Judges’ recusal breach of obligation: Krishna Iyer

February 01, 2014 01:02 pm | Updated December 17, 2016 04:13 am IST - THIRUVANANTHAPURAM:

Eminent jurist and former Supreme Court judge V.R. Krishna Iyer has said that the refusal of three Kerala High Court judges to hear the revision petition in the SNC-Lavalin graft case amounted ‘to breach of the solemn obligation vested in them’, which should ‘invite impeachment by Parliament or dismissal by the President’.

Expressing shock at the recusal of three judges of Kerala High Court to hear the revision petition in the case filed by Nandakumar, editor, Crime magazine, Mr. Iyer said in a letter addressed to Governor Nikhil Kumar that the judges’ action amounted to ‘grave dereliction of duty by the highest judiciary in the State’.

In the letter, released for publication, Mr.
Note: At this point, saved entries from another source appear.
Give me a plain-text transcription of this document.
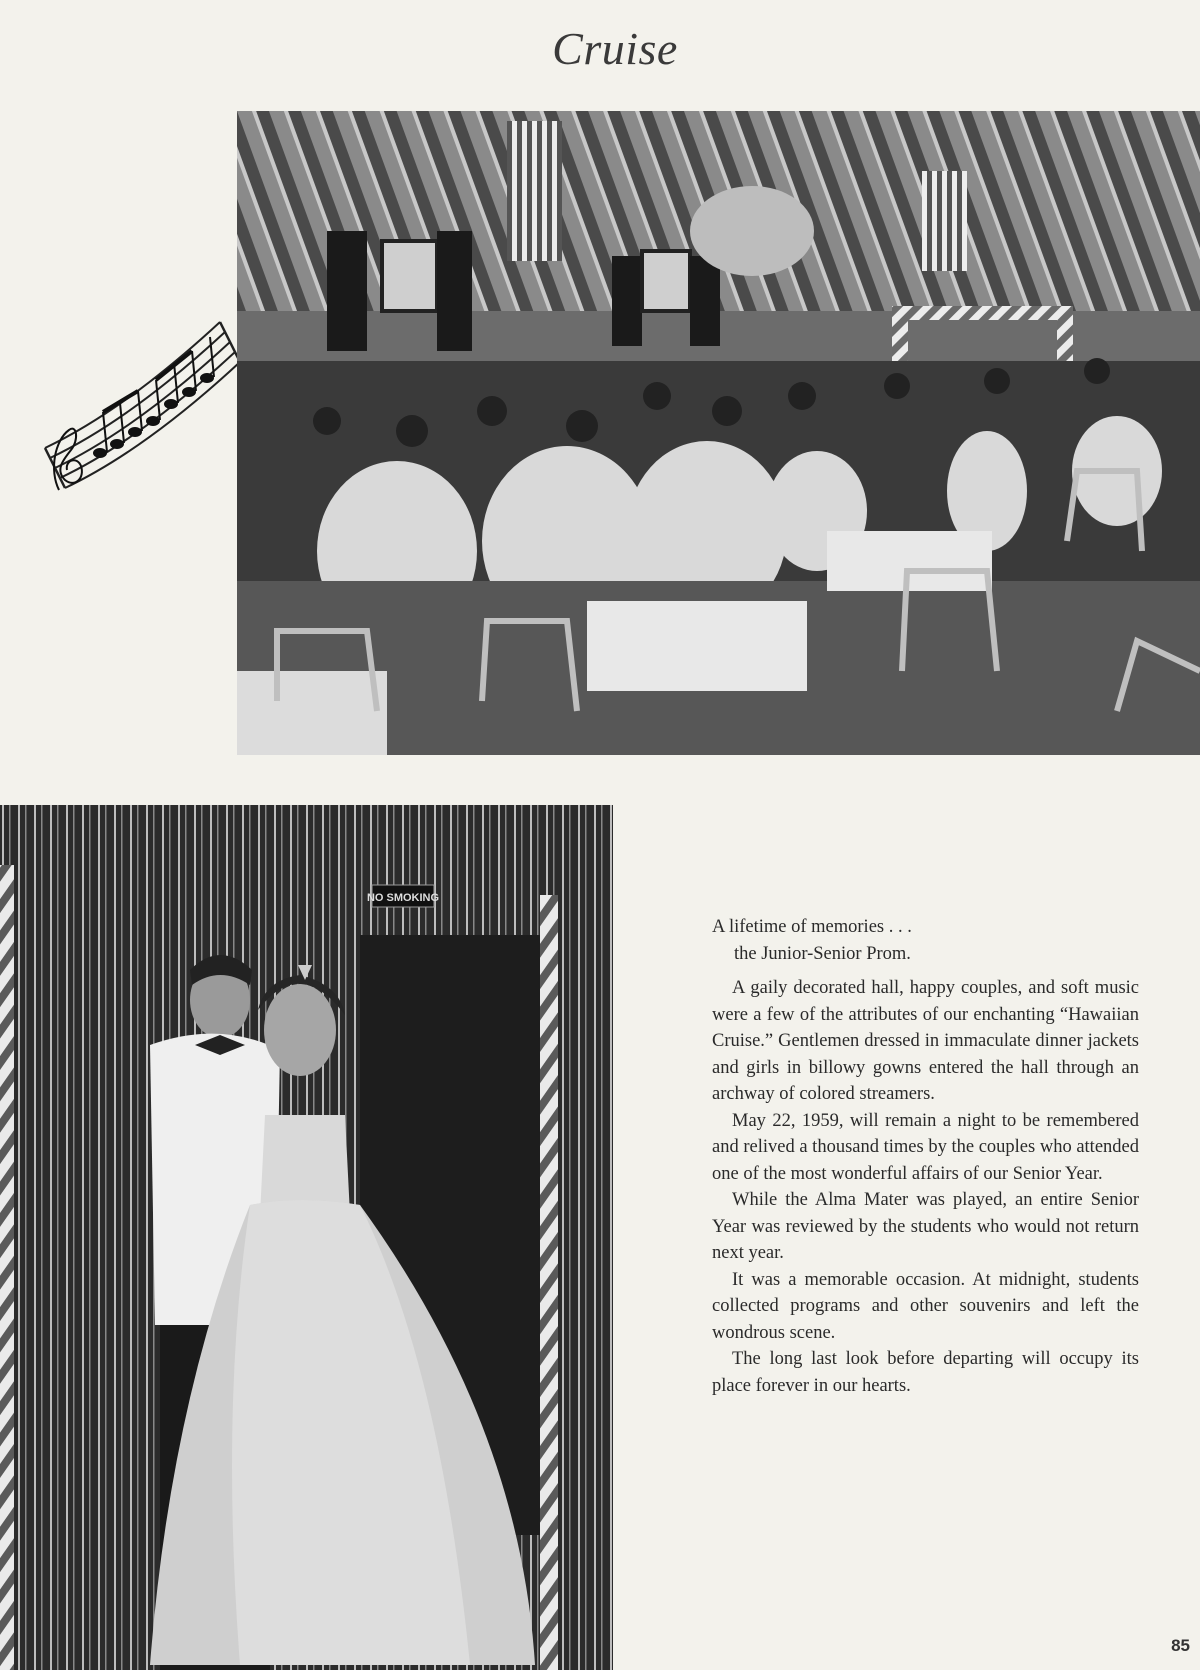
Cruise
NO SMOKING
A lifetime of memories . . .
the Junior-Senior Prom.

A gaily decorated hall, happy couples, and soft music were a few of the attributes of our enchanting “Hawaiian Cruise.” Gentlemen dressed in immaculate dinner jackets and girls in billowy gowns entered the hall through an archway of colored streamers.

May 22, 1959, will remain a night to be remembered and relived a thousand times by the couples who attended one of the most wonderful affairs of our Senior Year.

While the Alma Mater was played, an entire Senior Year was reviewed by the students who would not return next year.

It was a memorable occasion. At midnight, students collected programs and other souvenirs and left the wondrous scene.

The long last look before departing will occupy its place forever in our hearts.

85
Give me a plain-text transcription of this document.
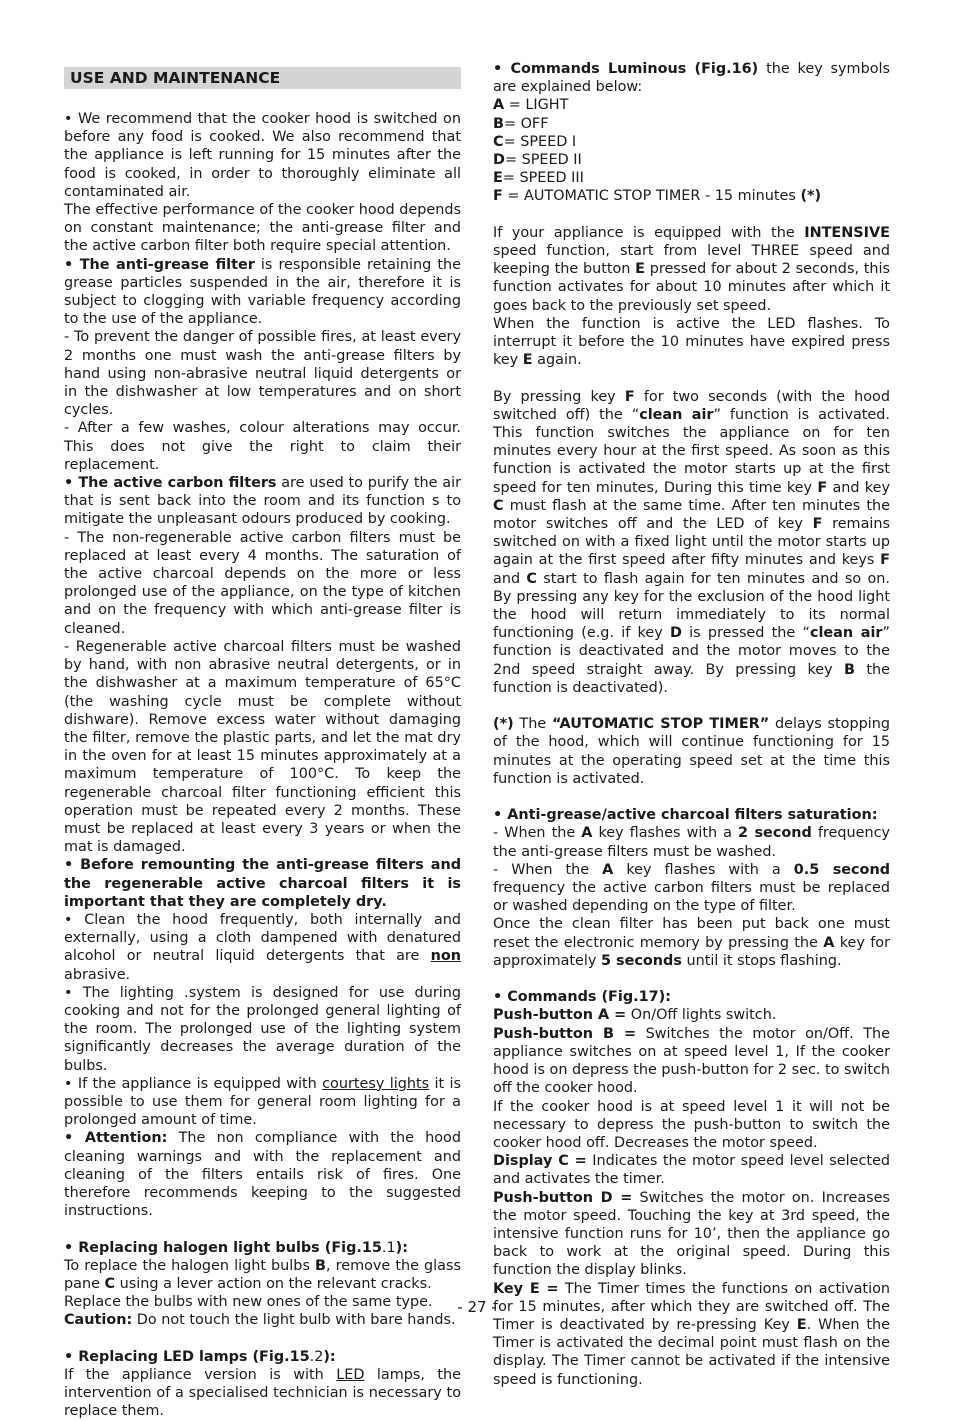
USE AND MAINTENANCE

• We recommend that the cooker hood is switched on before any food is cooked. We also recommend that the appliance is left running for 15 minutes after the food is cooked, in order to thoroughly eliminate all contaminated air.

The effective performance of the cooker hood depends on constant maintenance; the anti-grease filter and the active carbon filter both require special attention.

• The anti-grease filter is responsible retaining the grease particles suspended in the air, therefore it is subject to clogging with variable frequency according to the use of the appliance.

- To prevent the danger of possible fires, at least every 2 months one must wash the anti-grease filters by hand using non-abrasive neutral liquid detergents or in the dishwasher at low temperatures and on short cycles.

- After a few washes, colour alterations may occur. This does not give the right to claim their replacement.

• The active carbon filters are used to purify the air that is sent back into the room and its function s to mitigate the unpleasant odours produced by cooking.

- The non-regenerable active carbon filters must be replaced at least every 4 months. The saturation of the active charcoal depends on the more or less prolonged use of the appliance, on the type of kitchen and on the frequency with which anti-grease filter is cleaned.

- Regenerable active charcoal filters must be washed by hand, with non abrasive neutral detergents, or in the dishwasher at a maximum temperature of 65°C (the washing cycle must be complete without dishware). Remove excess water without damaging the filter, remove the plastic parts, and let the mat dry in the oven for at least 15 minutes approximately at a maximum temperature of 100°C. To keep the regenerable charcoal filter functioning efficient this operation must be repeated every 2 months. These must be replaced at least every 3 years or when the mat is damaged.

• Before remounting the anti-grease filters and the regenerable active charcoal filters it is important that they are completely dry.

• Clean the hood frequently, both internally and externally, using a cloth dampened with denatured alcohol or neutral liquid detergents that are non abrasive.

• The lighting .system is designed for use during cooking and not for the prolonged general lighting of the room. The prolonged use of the lighting system significantly decreases the average duration of the bulbs.

• If the appliance is equipped with courtesy lights it is possible to use them for general room lighting for a prolonged amount of time.

• Attention: The non compliance with the hood cleaning warnings and with the replacement and cleaning of the filters entails risk of fires. One therefore recommends keeping to the suggested instructions.

• Replacing halogen light bulbs (Fig.15.1):

To replace the halogen light bulbs B, remove the glass pane C using a lever action on the relevant cracks.

Replace the bulbs with new ones of the same type.

Caution: Do not touch the light bulb with bare hands.

• Replacing LED lamps (Fig.15.2):

If the appliance version is with LED lamps, the intervention of a specialised technician is necessary to replace them.

• Commands Luminous (Fig.16) the key symbols are explained below:

A = LIGHT

B= OFF

C= SPEED I

D= SPEED II

E= SPEED III

F = AUTOMATIC STOP TIMER - 15 minutes (*)

If your appliance is equipped with the INTENSIVE speed function, start from level THREE speed and keeping the button E pressed for about 2 seconds, this function activates for about 10 minutes after which it goes back to the previously set speed.

When the function is active the LED flashes. To interrupt it before the 10 minutes have expired press key E again.

By pressing key F for two seconds (with the hood switched off) the “clean air” function is activated. This function switches the appliance on for ten minutes every hour at the first speed. As soon as this function is activated the motor starts up at the first speed for ten minutes, During this time key F and key C must flash at the same time. After ten minutes the motor switches off and the LED of key F remains switched on with a fixed light until the motor starts up again at the first speed after fifty minutes and keys F and C start to flash again for ten minutes and so on. By pressing any key for the exclusion of the hood light the hood will return immediately to its normal functioning (e.g. if key D is pressed the “clean air” function is deactivated and the motor moves to the 2nd speed straight away. By pressing key B the function is deactivated).

(*) The “AUTOMATIC STOP TIMER” delays stopping of the hood, which will continue functioning for 15 minutes at the operating speed set at the time this function is activated.

• Anti-grease/active charcoal filters saturation:

- When the A key flashes with a 2 second frequency the anti-grease filters must be washed.

- When the A key flashes with a 0.5 second frequency the active carbon filters must be replaced or washed depending on the type of filter.

Once the clean filter has been put back one must reset the electronic memory by pressing the A key for approximately 5 seconds until it stops flashing.

• Commands (Fig.17):

Push-button A = On/Off lights switch.

Push-button B = Switches the motor on/Off. The appliance switches on at speed level 1, If the cooker hood is on depress the push-button for 2 sec. to switch off the cooker hood.

If the cooker hood is at speed level 1 it will not be necessary to depress the push-button to switch the cooker hood off. Decreases the motor speed.

Display C = Indicates the motor speed level selected and activates the timer.

Push-button D = Switches the motor on. Increases the motor speed. Touching the key at 3rd speed, the intensive function runs for 10’, then the appliance go back to work at the original speed. During this function the display blinks.

Key E = The Timer times the functions on activation for 15 minutes, after which they are switched off. The Timer is deactivated by re-pressing Key E. When the Timer is activated the decimal point must flash on the display. The Timer cannot be activated if the intensive speed is functioning.

- 27 -
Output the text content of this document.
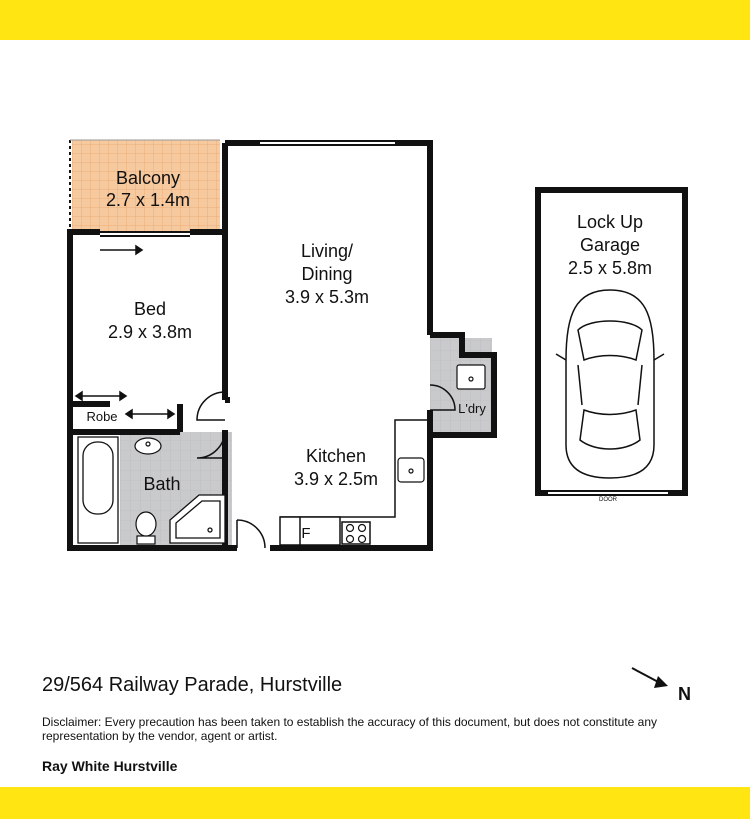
DOOR
Balcony
2.7 x 1.4m
Living/
Dining
3.9 x 5.3m
Bed
2.9 x 3.8m
Robe
Bath
Kitchen
3.9 x 2.5m
F
L'dry
Lock Up
Garage
2.5 x 5.8m
29/564 Railway Parade, Hurstville
Disclaimer: Every precaution has been taken to establish the accuracy of this document, but does not constitute any representation by the vendor, agent or artist.
Ray White Hurstville
N
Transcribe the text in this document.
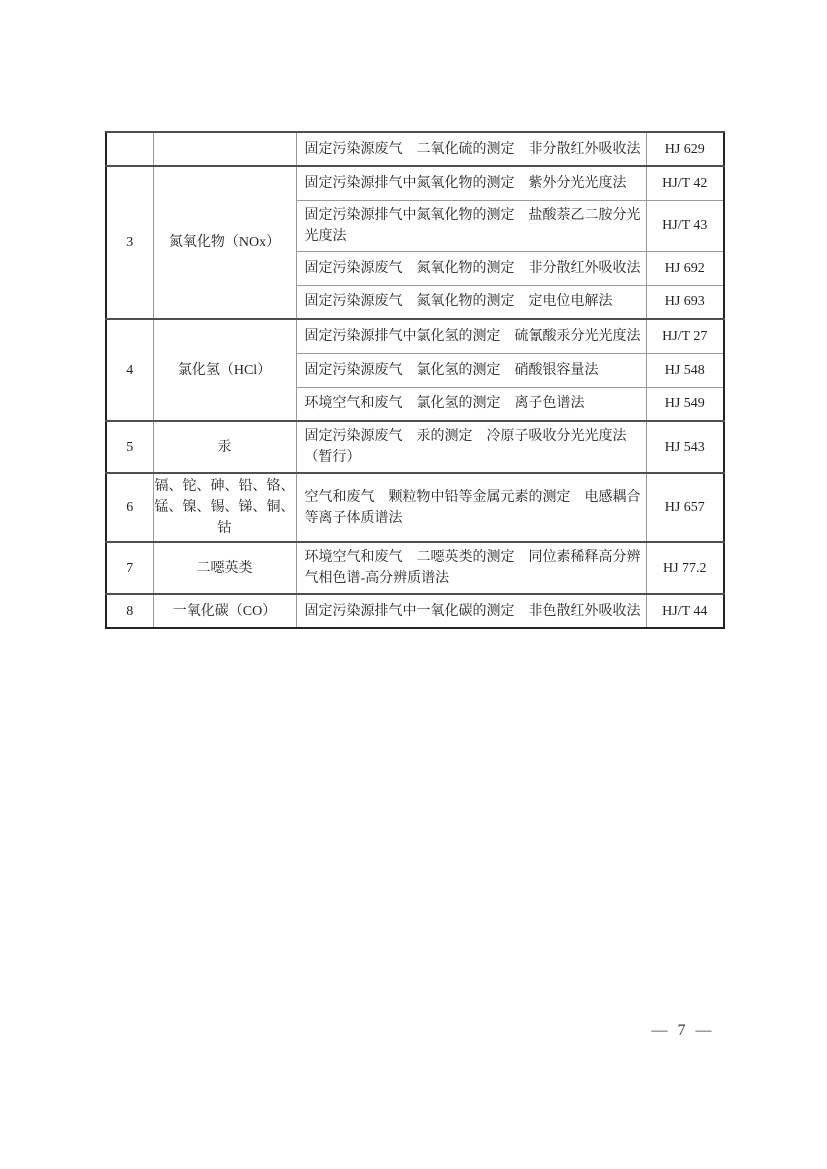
		固定污染源废气　二氧化硫的测定　非分散红外吸收法	HJ 629
3	氮氧化物（NOx）	固定污染源排气中氮氧化物的测定　紫外分光光度法	HJ/T 42
		固定污染源排气中氮氧化物的测定　盐酸萘乙二胺分光光度法	HJ/T 43
		固定污染源废气　氮氧化物的测定　非分散红外吸收法	HJ 692
		固定污染源废气　氮氧化物的测定　定电位电解法	HJ 693
4	氯化氢（HCl）	固定污染源排气中氯化氢的测定　硫氰酸汞分光光度法	HJ/T 27
		固定污染源废气　氯化氢的测定　硝酸银容量法	HJ 548
		环境空气和废气　氯化氢的测定　离子色谱法	HJ 549
5	汞	固定污染源废气　汞的测定　冷原子吸收分光光度法（暂行）	HJ 543
6	镉、铊、砷、铅、铬、锰、镍、锡、锑、铜、钴	空气和废气　颗粒物中铅等金属元素的测定　电感耦合等离子体质谱法	HJ 657
7	二噁英类	环境空气和废气　二噁英类的测定　同位素稀释高分辨气相色谱-高分辨质谱法	HJ 77.2
8	一氧化碳（CO）	固定污染源排气中一氧化碳的测定　非色散红外吸收法	HJ/T 44
— 7 —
Iyer pointed out that ‘every judge is obliged by his oath of office to hear every case posted before him and do justice’. The judges, by virtue of their high office and vast powers vested in them under the Constitution, were bound to adjudicate every case posted before them. This, he said, was a great duty from which they could not retreat.

As head of the State, the Governor had the authority to find out whether the judges of the High Court discharged their functions truthfully and whether there was delinquency and violation of their fundamental duty to hear and do justice. The Governor should take a grave view of the situation and, in consultation with the President of India, take suitable action to see that every judge of the High Court, so long as he does not resign and is not impeached out of office, performed expeditiously his judicial obligations, Mr. Iyer said.